A Polícia Civil da Paraíba, através da Draco (Delegacia de Repressão ao Crime Organizado), colocou o bloco na rua na manhã desta quinta-feira (15) para desmantelar uma quadrilha que funcionava como uma verdadeira empresa do tráfico. Com 100 policiais espalhados pelas duas maiores cidades do estado, a Operação Puçá revelou um esquema cinematográfico.
O “Chefão” no Presídio e o Gerente em Campina
De acordo com o delegado Victor Melo, o comando da organização partia de dentro do presídio de segurança máxima PB1, em João Pessoa. De lá, um presidiário ditava as ordens. Já o “braço direito” e gerente do esquema foi capturado em Campina Grande.
O grupo operava no sistema delivery: o cliente pedia e a droga era entregue em casa, tudo com muita organização e logística.
Droga com “Selo de Qualidade” e Banco do Tráfico
O que chamou a atenção dos investigadores foi o capricho visual dos criminosos:
- Adesivos: Usados para identificar a procedência e a “pureza” do entorpecente.
- Carimbos: Serviam para marcar a presença do “banco” da organização, controlando cada centavo que entrava e saía.
A Loja de Camarão que não tinha Peixe
Para lavar o dinheiro sujo e despistar a polícia, a quadrilha mantinha uma suposta loja de venda de camarões. No entanto, o delegado foi categórico: tudo não passava de fachada. Nada de frutos do mar; o negócio ali era cocaína e maconha. E o lucro era alto: em apenas um ano, a movimentação financeira do bando chegou à casa dos R$ 15 milhões.

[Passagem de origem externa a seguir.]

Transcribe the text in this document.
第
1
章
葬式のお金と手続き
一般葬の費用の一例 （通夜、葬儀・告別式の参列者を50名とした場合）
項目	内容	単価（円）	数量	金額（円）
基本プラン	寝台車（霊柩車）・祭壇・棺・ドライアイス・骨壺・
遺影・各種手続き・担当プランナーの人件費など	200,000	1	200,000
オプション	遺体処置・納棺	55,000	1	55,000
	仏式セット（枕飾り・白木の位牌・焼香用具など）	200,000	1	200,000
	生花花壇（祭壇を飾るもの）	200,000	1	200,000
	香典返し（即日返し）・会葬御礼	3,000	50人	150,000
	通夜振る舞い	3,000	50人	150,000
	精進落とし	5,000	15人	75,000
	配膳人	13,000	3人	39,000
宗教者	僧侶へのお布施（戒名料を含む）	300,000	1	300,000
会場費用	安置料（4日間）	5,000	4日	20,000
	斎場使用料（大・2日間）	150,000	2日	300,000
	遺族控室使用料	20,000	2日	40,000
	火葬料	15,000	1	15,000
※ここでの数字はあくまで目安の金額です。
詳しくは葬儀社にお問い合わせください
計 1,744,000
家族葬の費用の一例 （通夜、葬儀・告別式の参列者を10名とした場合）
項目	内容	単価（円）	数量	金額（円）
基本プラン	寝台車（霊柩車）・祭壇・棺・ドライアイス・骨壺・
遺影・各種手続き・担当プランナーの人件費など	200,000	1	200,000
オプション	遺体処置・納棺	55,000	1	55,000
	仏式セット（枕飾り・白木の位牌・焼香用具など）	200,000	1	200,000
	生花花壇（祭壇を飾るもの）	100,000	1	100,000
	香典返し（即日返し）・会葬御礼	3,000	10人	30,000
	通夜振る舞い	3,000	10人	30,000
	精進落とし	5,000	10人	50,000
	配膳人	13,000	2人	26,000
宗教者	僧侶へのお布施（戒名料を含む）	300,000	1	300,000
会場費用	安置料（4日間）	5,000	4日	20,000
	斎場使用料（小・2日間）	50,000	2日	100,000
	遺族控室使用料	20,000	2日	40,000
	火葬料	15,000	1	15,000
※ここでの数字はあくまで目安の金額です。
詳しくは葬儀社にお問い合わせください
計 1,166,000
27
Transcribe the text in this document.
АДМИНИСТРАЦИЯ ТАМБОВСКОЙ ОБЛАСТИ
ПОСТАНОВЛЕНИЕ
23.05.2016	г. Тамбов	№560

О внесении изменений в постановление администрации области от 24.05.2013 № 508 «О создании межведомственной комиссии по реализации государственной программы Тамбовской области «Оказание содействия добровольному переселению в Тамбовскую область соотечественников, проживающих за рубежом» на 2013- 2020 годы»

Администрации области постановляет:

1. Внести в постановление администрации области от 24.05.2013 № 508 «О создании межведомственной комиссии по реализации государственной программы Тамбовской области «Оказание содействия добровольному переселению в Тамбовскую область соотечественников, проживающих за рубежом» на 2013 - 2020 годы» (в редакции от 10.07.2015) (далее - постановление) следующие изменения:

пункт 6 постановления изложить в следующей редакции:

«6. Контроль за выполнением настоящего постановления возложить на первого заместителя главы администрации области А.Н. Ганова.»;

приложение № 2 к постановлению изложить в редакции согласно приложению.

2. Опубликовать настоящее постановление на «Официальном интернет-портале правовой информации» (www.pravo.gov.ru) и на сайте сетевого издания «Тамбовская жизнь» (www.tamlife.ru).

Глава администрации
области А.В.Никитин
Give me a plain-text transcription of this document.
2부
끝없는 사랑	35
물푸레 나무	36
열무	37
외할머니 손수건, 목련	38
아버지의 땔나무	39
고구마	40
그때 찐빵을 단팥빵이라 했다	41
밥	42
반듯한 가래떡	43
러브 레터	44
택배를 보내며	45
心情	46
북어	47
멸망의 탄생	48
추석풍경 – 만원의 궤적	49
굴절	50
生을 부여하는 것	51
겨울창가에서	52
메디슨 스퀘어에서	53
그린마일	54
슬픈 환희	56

Onde a Polícia bateu à porta
As prisões e apreensões em Campina Grande se concentraram em pontos estratégicos:
- Três Irmãs
- Malvinas
- Liberdade
- Alça Sudoeste
Além dos 18 presos, a Draco apreendeu drogas e vários veículos que eram utilizados para as entregas e para o patrimônio dos chefões. Todos os envolvidos foram levados para a delegacia e agora estão à disposição da Justiça, enquanto a polícia segue rastreando para onde foi o restante da dinheirama.